Ask people open-ended questions because people often say what’s on their mind. Don’t use a list of questions, but a list of bullet points or words or themes that you want to deal with. 

Creative Practice Notes 27/01/20

  • Stimulate your brain:
    • Listen to music
    • Read books
    • Watch old/films

Part of the problem is there is a huge reservoir within us all. This links a little bit to the idea is valuing your own instincts, emotions whether they’re good or bad. Our experience and physical and psychological DNA is interesting. As creative people, it’s interesting and valuable. 

Finding the quiet place allows you to tap into yourself, but it’s also about instinct. There’s a sense of trust in instinct – some unknown power (which is you or maybe it’s not you). You have to give yourself almost with the discipline of an athlete who gives to the gym every day. But you often have to actively provoke them. The creative push/ignition often comes in doing something, even when you don’t feel like doing it. 

We created the environment and the possibility of having thoughts.

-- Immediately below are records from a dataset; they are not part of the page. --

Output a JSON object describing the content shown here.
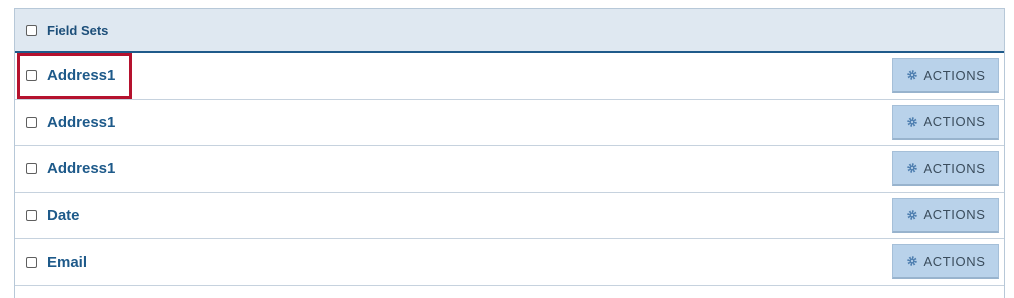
{
  "header": {
    "label": "Field Sets"
  },
  "rows": [
    {
      "label": "Address1",
      "action_label": "ACTIONS"
    },
    {
      "label": "Address1",
      "action_label": "ACTIONS"
    },
    {
      "label": "Address1",
      "action_label": "ACTIONS"
    },
    {
      "label": "Date",
      "action_label": "ACTIONS"
    },
    {
      "label": "Email",
      "action_label": "ACTIONS"
    }
  ],
  "icons": {
    "action_icon": "gear-icon"
  },
  "colors": {
    "header_bg": "#dfe8f1",
    "header_border": "#1f5a8a",
    "link_text": "#1e5a8a",
    "button_bg": "#b9d2ea",
    "highlight": "#b5122e"
  }
}
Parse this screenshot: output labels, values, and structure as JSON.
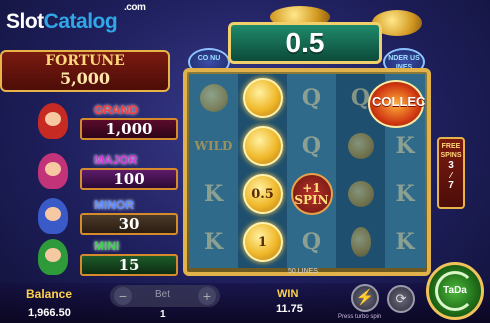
{
  "logo": {
    "part1": "Slot",
    "part2": "Catalog",
    "suffix": ".com"
  },
  "fortune": {
    "label": "FORTUNE",
    "value": "5,000"
  },
  "jackpots": [
    {
      "label": "GRAND",
      "value": "1,000"
    },
    {
      "label": "MAJOR",
      "value": "100"
    },
    {
      "label": "MINOR",
      "value": "30"
    },
    {
      "label": "MINI",
      "value": "15"
    }
  ],
  "win_display": "0.5",
  "feature_labels": {
    "left": "CO NU",
    "right": "NDER US INES"
  },
  "reels": {
    "columns": [
      [
        "K",
        "coin-blank",
        "K",
        "K"
      ],
      [
        "coin-blank",
        "0.5",
        "1",
        ""
      ],
      [
        "Q",
        "Q",
        "+1 SPIN",
        "Q"
      ],
      [
        "Q",
        "K",
        "K",
        "Q"
      ],
      [
        "K",
        "K",
        "K",
        "K"
      ]
    ],
    "coin_labels": {
      "top": "",
      "mid": "0.5",
      "low": "1"
    },
    "spin_label": "+1 SPIN",
    "wild_label": "WILD",
    "lines_label": "50 LINES"
  },
  "collect_label": "COLLEC",
  "free_spins": {
    "label": "FREE SPINS",
    "current": "3",
    "total": "7"
  },
  "bottom": {
    "balance_label": "Balance",
    "balance_value": "1,966.50",
    "bet_label": "Bet",
    "bet_value": "1",
    "win_label": "WIN",
    "win_value": "11.75",
    "turbo_hint": "Press turbo spin",
    "spin_label": "TaDa"
  },
  "colors": {
    "gold": "#ffd24a",
    "accent_green": "#1f8a6a",
    "reel_blue": "#2f6a8a"
  }
}
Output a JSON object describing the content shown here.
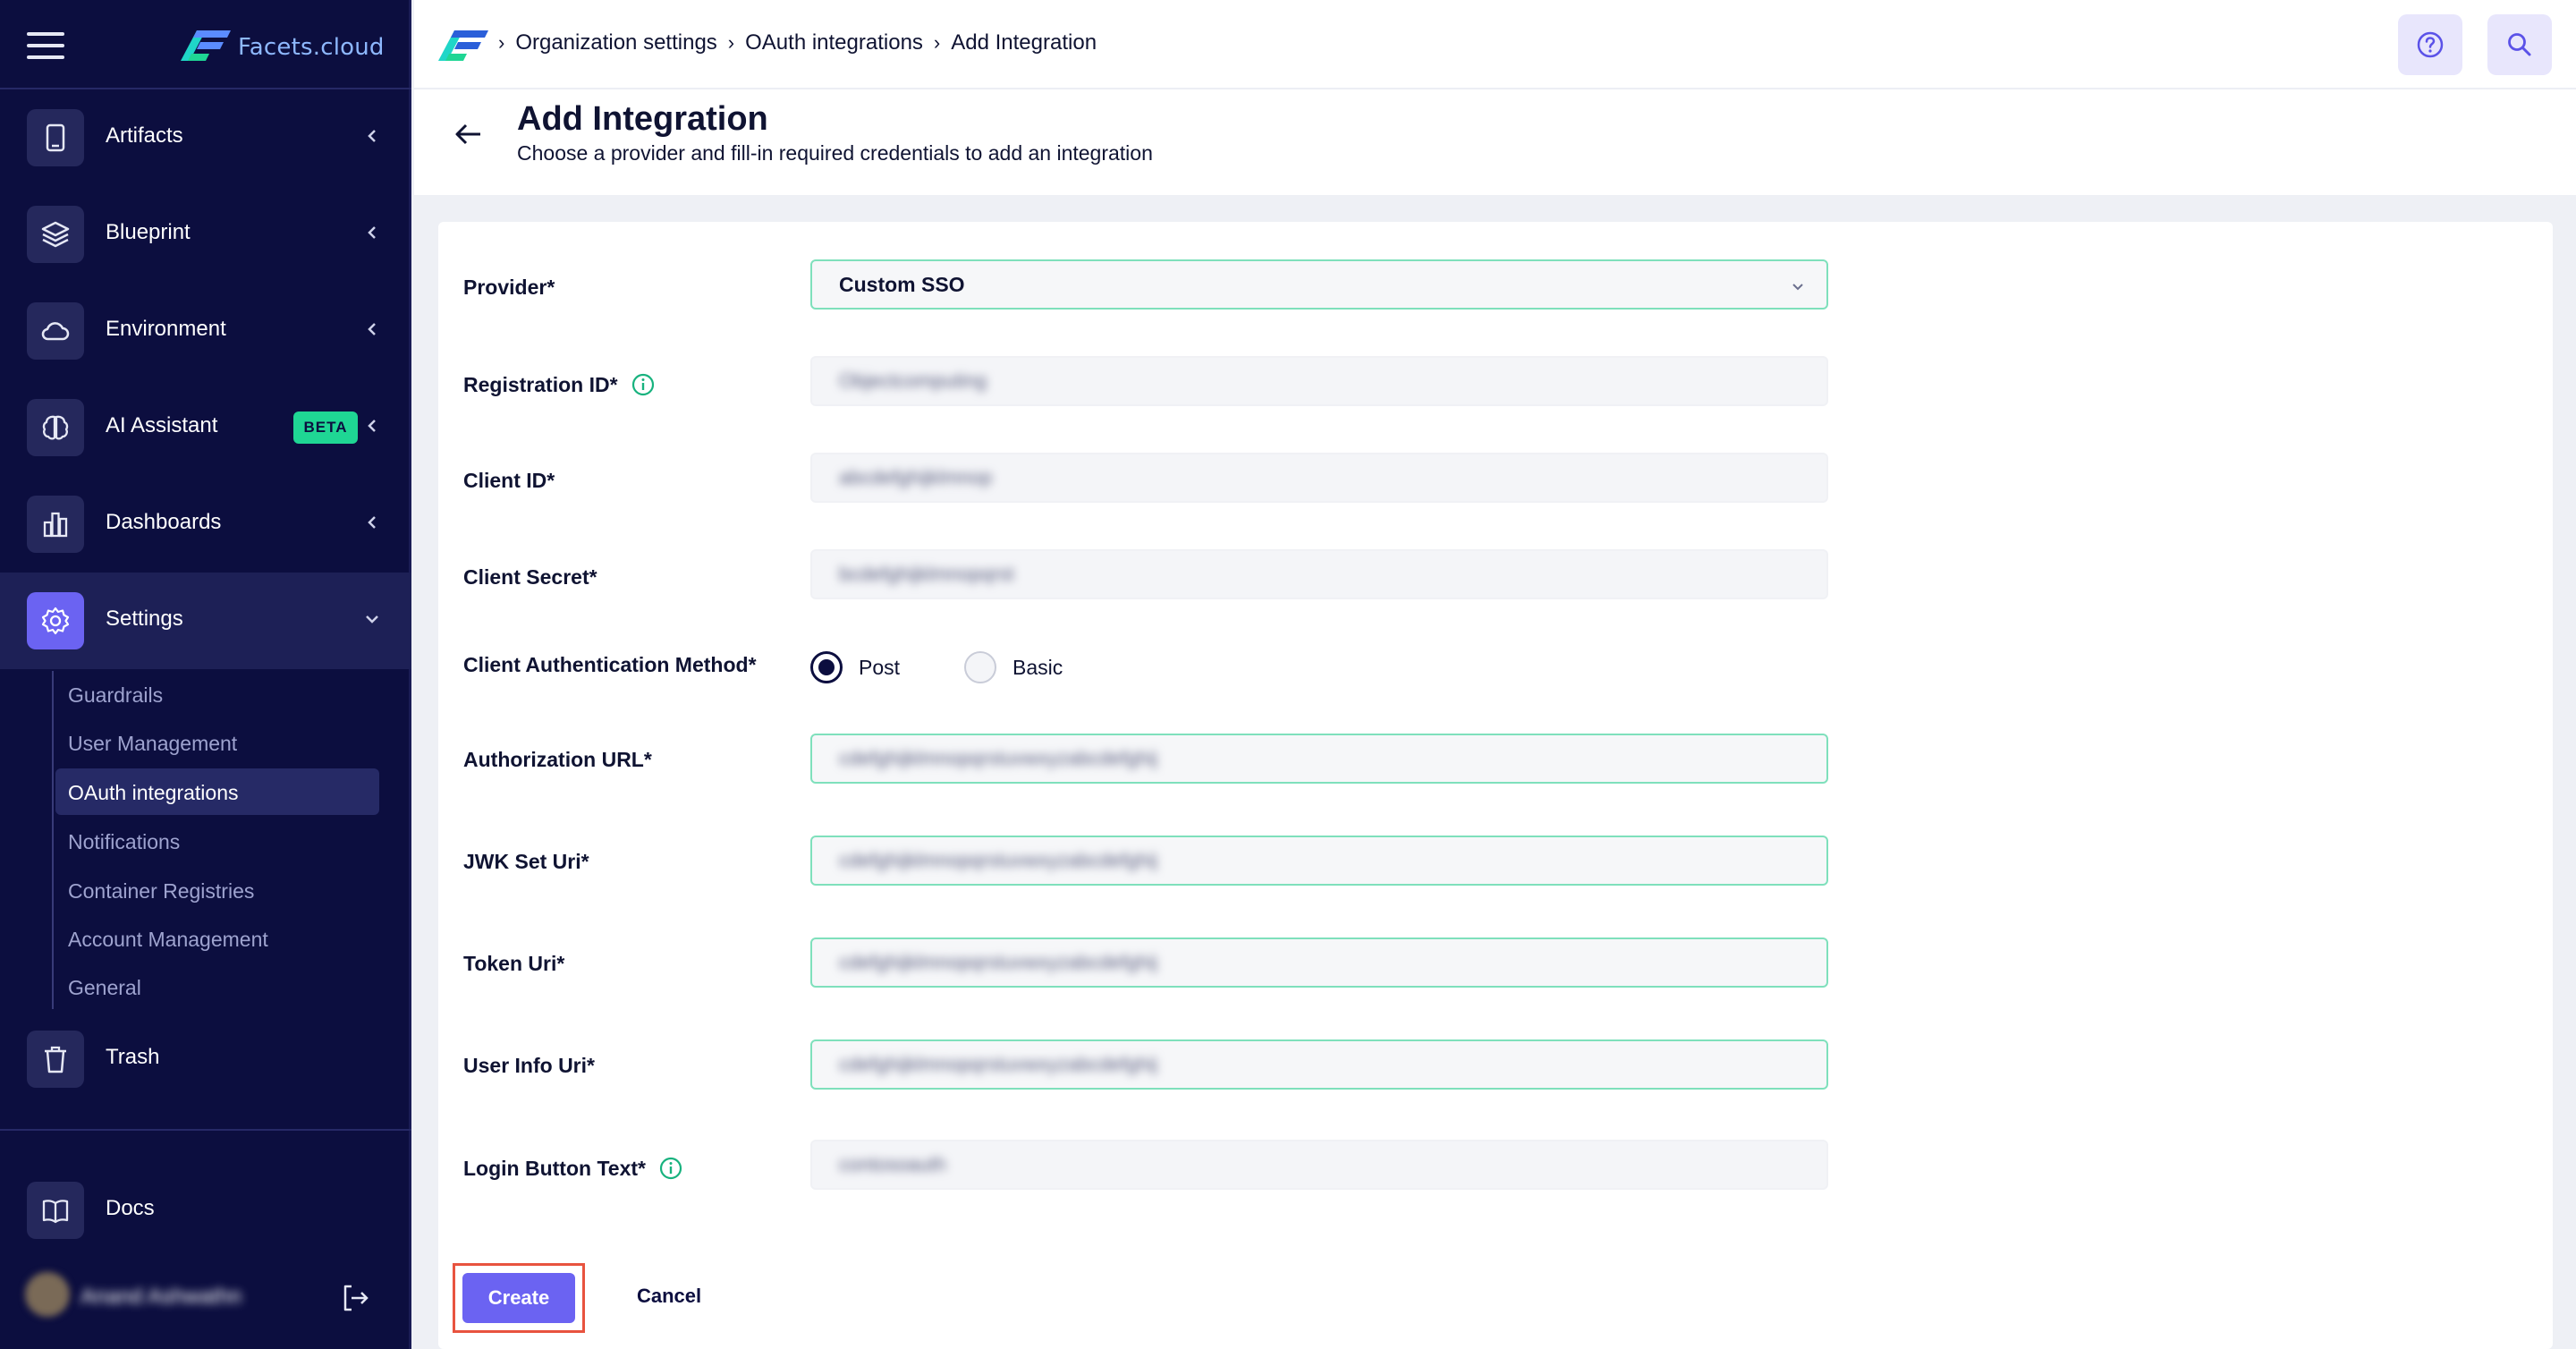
{
  "sidebar": {
    "brand": "Facets.cloud",
    "nav": [
      {
        "label": "Artifacts",
        "icon": "tablet-icon"
      },
      {
        "label": "Blueprint",
        "icon": "layers-icon"
      },
      {
        "label": "Environment",
        "icon": "cloud-icon"
      },
      {
        "label": "AI Assistant",
        "icon": "brain-icon",
        "badge": "BETA"
      },
      {
        "label": "Dashboards",
        "icon": "bar-chart-icon"
      },
      {
        "label": "Settings",
        "icon": "gear-icon"
      },
      {
        "label": "Trash",
        "icon": "trash-icon"
      },
      {
        "label": "Docs",
        "icon": "book-icon"
      }
    ],
    "settings_sub": [
      {
        "label": "Guardrails"
      },
      {
        "label": "User Management"
      },
      {
        "label": "OAuth integrations"
      },
      {
        "label": "Notifications"
      },
      {
        "label": "Container Registries"
      },
      {
        "label": "Account Management"
      },
      {
        "label": "General"
      }
    ],
    "user_name": "Anand Ashwathn"
  },
  "header": {
    "breadcrumb": [
      "Organization settings",
      "OAuth integrations",
      "Add Integration"
    ],
    "separator": "›"
  },
  "page": {
    "title": "Add Integration",
    "subtitle": "Choose a provider and fill-in required credentials to add an integration"
  },
  "form": {
    "provider": {
      "label": "Provider*",
      "value": "Custom SSO"
    },
    "registration_id": {
      "label": "Registration ID*",
      "value": "Objectcomputing"
    },
    "client_id": {
      "label": "Client ID*",
      "value": "abcdefghijklmnop"
    },
    "client_secret": {
      "label": "Client Secret*",
      "value": "bcdefghijklmnopqrst"
    },
    "auth_method": {
      "label": "Client Authentication Method*",
      "options": [
        "Post",
        "Basic"
      ],
      "selected": "Post"
    },
    "authorization_url": {
      "label": "Authorization URL*",
      "value": "cdefghijklmnopqrstuvwxyzabcdefghij"
    },
    "jwk_set_uri": {
      "label": "JWK Set Uri*",
      "value": "cdefghijklmnopqrstuvwxyzabcdefghij"
    },
    "token_uri": {
      "label": "Token Uri*",
      "value": "cdefghijklmnopqrstuvwxyzabcdefghij"
    },
    "user_info_uri": {
      "label": "User Info Uri*",
      "value": "cdefghijklmnopqrstuvwxyzabcdefghij"
    },
    "login_button_text": {
      "label": "Login Button Text*",
      "value": "contosoauth"
    },
    "create_label": "Create",
    "cancel_label": "Cancel"
  },
  "colors": {
    "sidebar_bg": "#0c0e3f",
    "accent": "#6b63f2",
    "beta_badge": "#1fd694",
    "input_focus_border": "#7fe0bc",
    "info_icon": "#17b27e",
    "highlight_outline": "#e8533f"
  }
}
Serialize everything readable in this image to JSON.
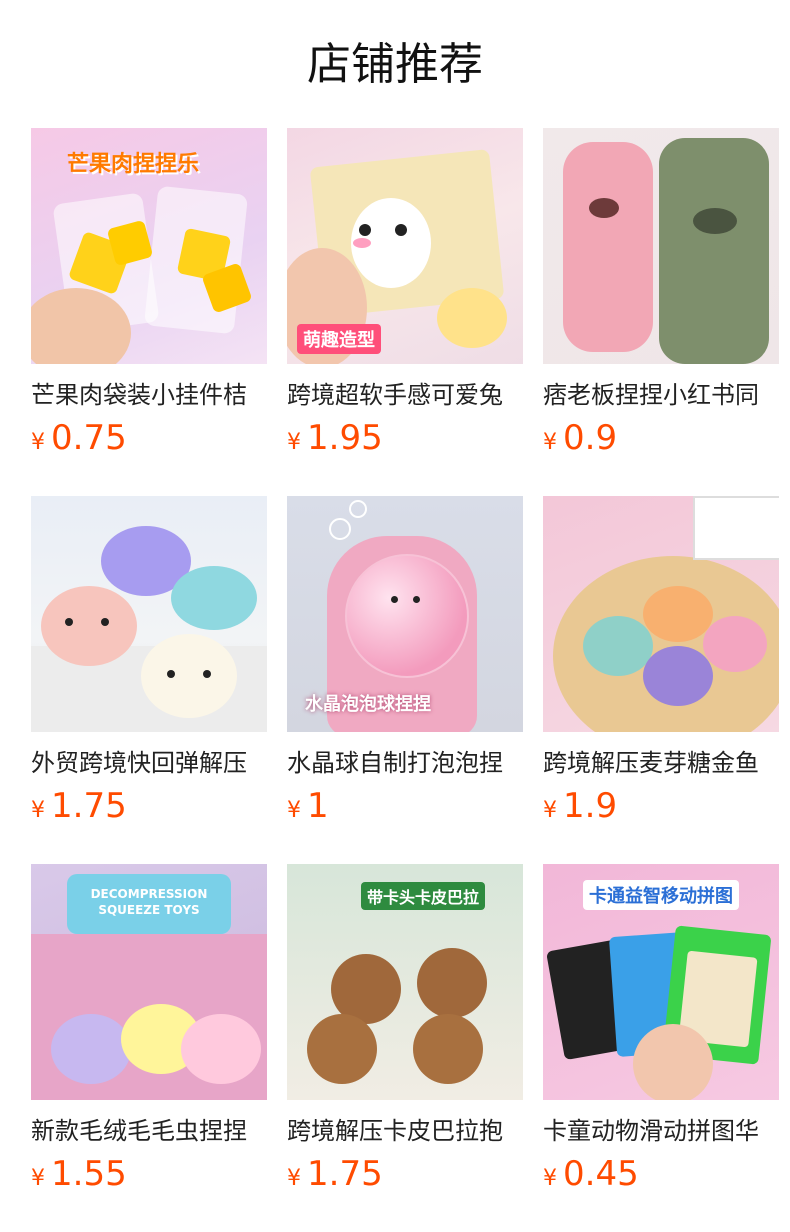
{
  "page": {
    "title": "店铺推荐"
  },
  "currency_symbol": "¥",
  "colors": {
    "price": "#ff4b00",
    "text": "#222222"
  },
  "products": [
    {
      "name": "芒果肉袋装小挂件桔",
      "price": "0.75",
      "image_text": "芒果肉捏捏乐",
      "icon": "mango-squishy-image"
    },
    {
      "name": "跨境超软手感可爱兔",
      "price": "1.95",
      "image_text": "萌趣造型",
      "icon": "bunny-squishy-image"
    },
    {
      "name": "痞老板捏捏小红书同",
      "price": "0.9",
      "image_text": "",
      "icon": "pickle-squishy-image"
    },
    {
      "name": "外贸跨境快回弹解压",
      "price": "1.75",
      "image_text": "",
      "icon": "axolotl-squishy-image"
    },
    {
      "name": "水晶球自制打泡泡捏",
      "price": "1",
      "image_text": "水晶泡泡球捏捏",
      "icon": "crystal-ball-image"
    },
    {
      "name": "跨境解压麦芽糖金鱼",
      "price": "1.9",
      "image_text": "",
      "icon": "goldfish-squishy-image"
    },
    {
      "name": "新款毛绒毛毛虫捏捏",
      "price": "1.55",
      "image_text": "DECOMPRESSION SQUEEZE TOYS",
      "icon": "caterpillar-squishy-image"
    },
    {
      "name": "跨境解压卡皮巴拉抱",
      "price": "1.75",
      "image_text": "带卡头卡皮巴拉",
      "icon": "capybara-squishy-image"
    },
    {
      "name": "卡童动物滑动拼图华",
      "price": "0.45",
      "image_text": "卡通益智移动拼图",
      "icon": "slide-puzzle-image"
    }
  ]
}
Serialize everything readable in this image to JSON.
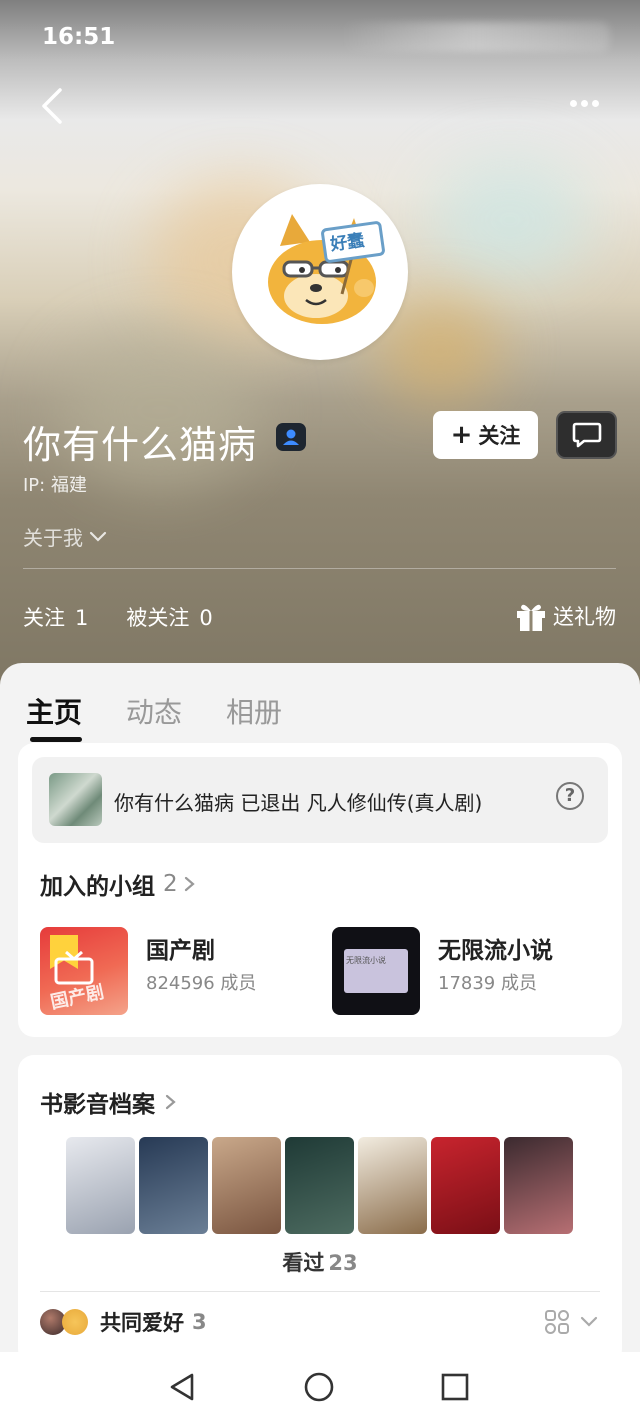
{
  "status_bar": {
    "time": "16:51"
  },
  "profile": {
    "name": "你有什么猫病",
    "ip": "IP: 福建",
    "about_label": "关于我",
    "follow_label": "关注",
    "stats": {
      "following_label": "关注",
      "following_count": "1",
      "followers_label": "被关注",
      "followers_count": "0"
    },
    "gift_label": "送礼物"
  },
  "avatar": {
    "sign_text": "好蠢"
  },
  "tabs": [
    "主页",
    "动态",
    "相册"
  ],
  "notice": {
    "text": "你有什么猫病 已退出 凡人修仙传(真人剧)",
    "help_glyph": "?"
  },
  "groups": {
    "title": "加入的小组",
    "count": "2",
    "items": [
      {
        "name": "国产剧",
        "members": "824596 成员",
        "cover_text": "国产剧"
      },
      {
        "name": "无限流小说",
        "members": "17839 成员",
        "cover_text": "无限流小说"
      }
    ]
  },
  "archive": {
    "title": "书影音档案",
    "watched_label": "看过",
    "watched_count": "23",
    "posters": [
      {
        "name": "poster-1",
        "colors": [
          "#e7e9ee",
          "#9aa2b0"
        ]
      },
      {
        "name": "poster-2",
        "colors": [
          "#273a55",
          "#6b7f96"
        ]
      },
      {
        "name": "poster-3",
        "colors": [
          "#c9a88a",
          "#7a5540"
        ]
      },
      {
        "name": "poster-4",
        "colors": [
          "#1f3a36",
          "#4d6b60"
        ]
      },
      {
        "name": "poster-5",
        "colors": [
          "#f2ece0",
          "#8a6c4a"
        ]
      },
      {
        "name": "poster-6",
        "colors": [
          "#c8242e",
          "#7a0f16"
        ]
      },
      {
        "name": "poster-7",
        "colors": [
          "#3b2a2f",
          "#b76f73"
        ]
      }
    ]
  },
  "hobbies": {
    "label": "共同爱好",
    "count": "3"
  }
}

We jot them down, because they’re bit like dreams. Jot down your ideas (which can be anything like intellectual ideas) which have come from creative well and the next phase is that you have to excavate them. 

Be alert to your curiosity. If you interrogate something, discuss it to people and if it grabs other people’s attention, you’ve got something. It doesn’t need to be the most interesting thing to everyone else. 

There’s an archetypal arc and if you have you’re breakdown with boxes, maybe you have another empty sheet which is your narrative arc. Then you think that there’s certain things I want to put into that arc. 

Finding an authentic connection to something. It doesn’t ned to be our interest that comes from us, but it needs to come from an authentic interest. There is something in that discipline that’s quite productive and creative. Within that procrastination, it’s also having the ability not to beat yourself up – the balance between giving yourself breathe and giving yourself discipline.  

What are my limitations? If it’s word count or duration or time available are positives for you. You do need to get into the intellectual thinking – how much do you need to back up in your thesis?